The question of whether promotions may create supply is an ethical issue that is preceded by many moral issues. When I was one of the first to set the condition for new employees to drive electric cars, I knew that they were more harmful to the environment than all the other cars on offer. It was the Toyota Prius, and I have to say it wasn't even a bad car to see.

think before you buy

The problem was that the production of the batteries and in the future, the processing of the residual materials would cause more damage to our ecosystem than a fossil fuel-driven car. Yet I decided for myself that this was a better option in the longer term. The reason for me was that these types of initiatives need time to compete with the status quo.

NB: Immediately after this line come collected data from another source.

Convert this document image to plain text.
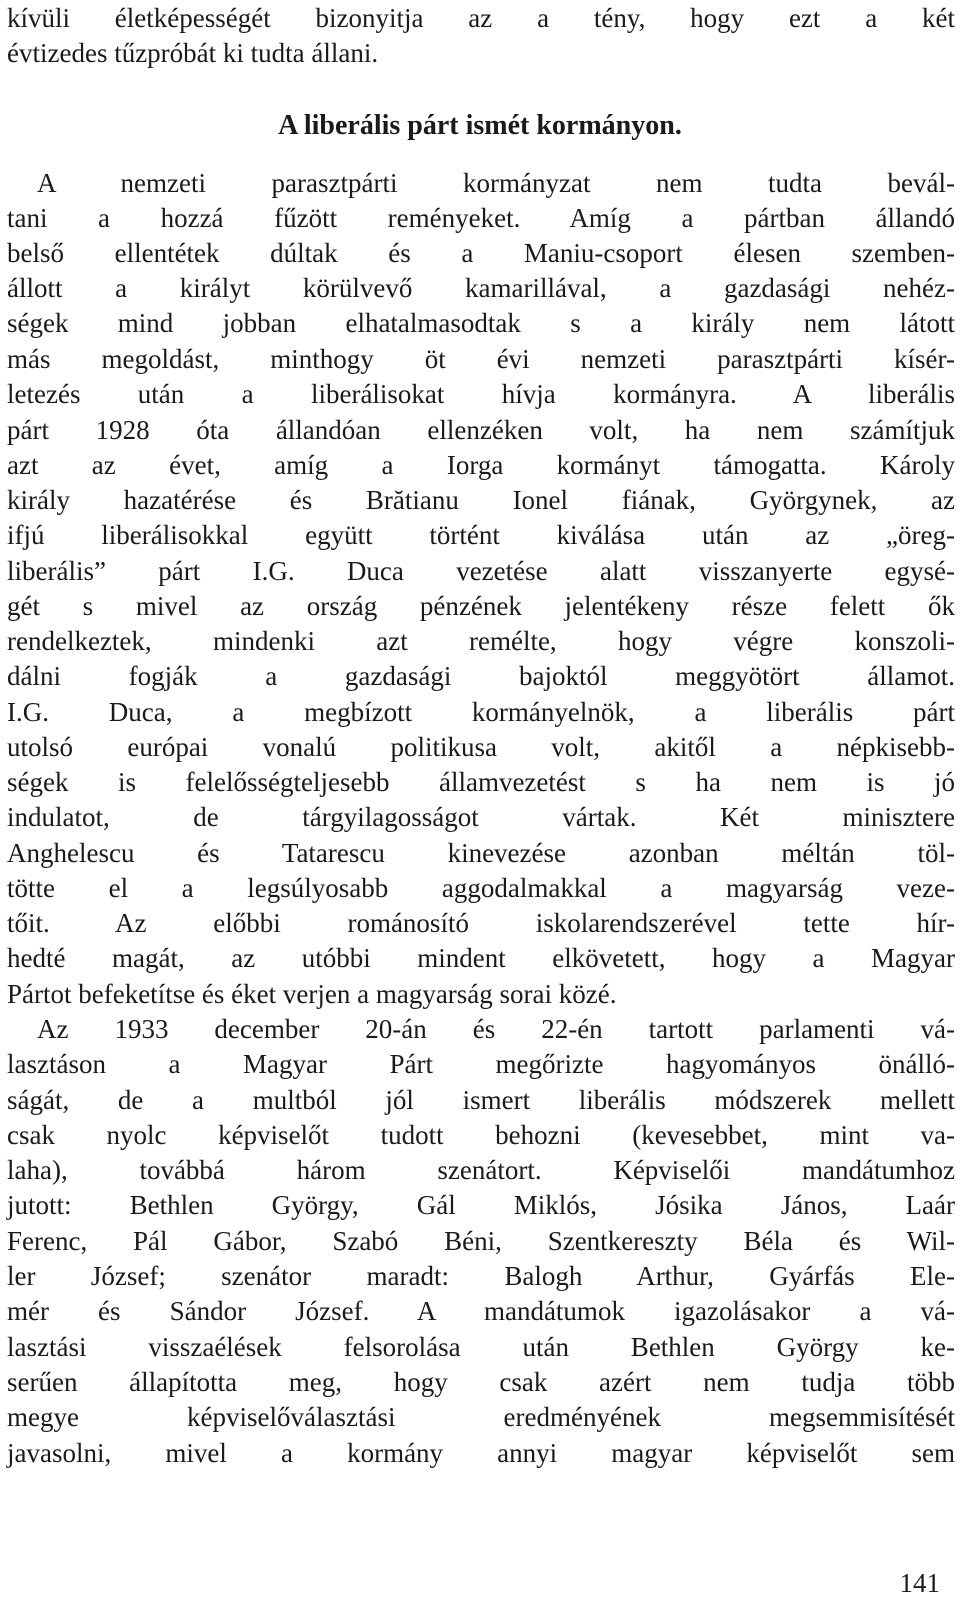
kívüli életképességét bizonyitja az a tény, hogy ezt a két
évtizedes tűzpróbát ki tudta állani.
A liberális párt ismét kormányon.
A nemzeti parasztpárti kormányzat nem tudta bevál-
tani a hozzá fűzött reményeket. Amíg a pártban állandó
belső ellentétek dúltak és a Maniu-csoport élesen szemben-
állott a királyt körülvevő kamarillával, a gazdasági nehéz-
ségek mind jobban elhatalmasodtak s a király nem látott
más megoldást, minthogy öt évi nemzeti parasztpárti kísér-
letezés után a liberálisokat hívja kormányra. A liberális
párt 1928 óta állandóan ellenzéken volt, ha nem számítjuk
azt az évet, amíg a Iorga kormányt támogatta. Károly
király hazatérése és Brătianu Ionel fiának, Györgynek, az
ifjú liberálisokkal együtt történt kiválása után az „öreg-
liberális” párt I.G. Duca vezetése alatt visszanyerte egysé-
gét s mivel az ország pénzének jelentékeny része felett ők
rendelkeztek, mindenki azt remélte, hogy végre konszoli-
dálni fogják a gazdasági bajoktól meggyötört államot.
I.G. Duca, a megbízott kormányelnök, a liberális párt
utolsó európai vonalú politikusa volt, akitől a népkisebb-
ségek is felelősségteljesebb államvezetést s ha nem is jó
indulatot, de tárgyilagosságot vártak. Két minisztere
Anghelescu és Tatarescu kinevezése azonban méltán töl-
tötte el a legsúlyosabb aggodalmakkal a magyarság veze-
tőit. Az előbbi románosító iskolarendszerével tette hír-
hedté magát, az utóbbi mindent elkövetett, hogy a Magyar
Pártot befeketítse és éket verjen a magyarság sorai közé.
Az 1933 december 20-án és 22-én tartott parlamenti vá-
lasztáson a Magyar Párt megőrizte hagyományos önálló-
ságát, de a multból jól ismert liberális módszerek mellett
csak nyolc képviselőt tudott behozni (kevesebbet, mint va-
laha), továbbá három szenátort. Képviselői mandátumhoz
jutott: Bethlen György, Gál Miklós, Jósika János, Laár
Ferenc, Pál Gábor, Szabó Béni, Szentkereszty Béla és Wil-
ler József; szenátor maradt: Balogh Arthur, Gyárfás Ele-
mér és Sándor József. A mandátumok igazolásakor a vá-
lasztási visszaélések felsorolása után Bethlen György ke-
serűen állapította meg, hogy csak azért nem tudja több
megye képviselőválasztási eredményének megsemmisítését
javasolni, mivel a kormány annyi magyar képviselőt sem
141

Everyone now knows that electric driving (and other emerging initiatives) are better for the environment in all aspects than fossil fuel-powered cars, but the manufacturers who dared to develop this type of electric car needed a considerable mass to get there.

Sometimes you first have to do something less good to make something better

Without the millions of supporters, like me, electric driving would never have been a breakthrough. We all knew it had to be different. But which fossil fuel-driven car manufacturer dared to promote the offer while you know that in the short term it will not be better for anyone and, therefore, there should actually be no demand? Fortunately, Toyota was one.

Offer out of self-interest

The situation is different if a car manufacturer continues to pursue petrol-guzzling SUV’s for-profit and self-interest because they can use it to pay dividends to their shareholders. Then it is no longer a balance between supply and demand but about profit at the expense of raw materials, community, and our planet.

Only a handful of the rich get richer through smart sales tricks, and our descendants will soon have problems. And not only that! The rise of electric driving (and all alternatives thereof) is also being delayed.

The rational dilemma of supply and demand

If you have 400,000 employees who depend on a choice made decades ago, you cannot expect the CEO and executives to risk it all at once. They are usually hired to guard the fort. Not to rebuild or relocate the fort.

The job losses may cause more significant damage in the concise term than the "erroneous" offer. That can mean the ruin of the company that is not good for anyone.

But even if you are a starting entrepreneur who smells money and knows no better than that the purpose of life is to live in luxury. Can you expect that this starting entrepreneur will take a different approach than doing everything to earn a fortune? Even if it comes at the expense of our planet?

Consumers are responsible for accepting the offer

There have always been more buyers than sellers. Through all the information resources, in which Google is, of course, a significant player, it tends that the buyer can no longer hide behind smart sales or seduction techniques.

If the buyer no longer buys, the provider can still do so many tricks, but the product will not sell. You could, therefore, say that the power does not lie with the supplier, but with the - knowledge of the - buyer.

We know "everything" about celebrities, but nothing about advertising stories.

Some people can spend hours on gossip magazines, know everything about the latest fashion or the best football players. Do not tell them about how your quarterback should play or which pastel tone is fashionable this month. That does interest them. However, promotion or advertisement works wonders on a subject they are not interested in.

If the statement is that you can raise demand, it says something about the buyer's ignorance and, in particular, disinterest. Not just on the seller’s “cunningness” or “trickery” in offering something. So instead of placing responsibility with the provider, it would be more effective to lay down the challenge of balancing supply and demand with potential buyers. Then the "wrong providers" will die out automatically.

Buyers are stupid and sellers smart

Some people believe that they are the victims of smart sales tricks. Yet you are the one who accepts something that is told, pulls your wallet, and makes the payment. As if you can just believe everyone on his or her word!

Imagine I tell you: “Deposit 1,000 Euros now, and I will make you so rich that within one week you will earn millions every month.” If you accept that, you have probably been living under a rock. Doesn’t the fact that there are criminals who are selling this and that while there are still people who are buying it says more about the buyers than the providers? Thieves, profiteers, and criminals are as old as the road to Rome. Why not invest in the vigilance and knowledge of the buyer?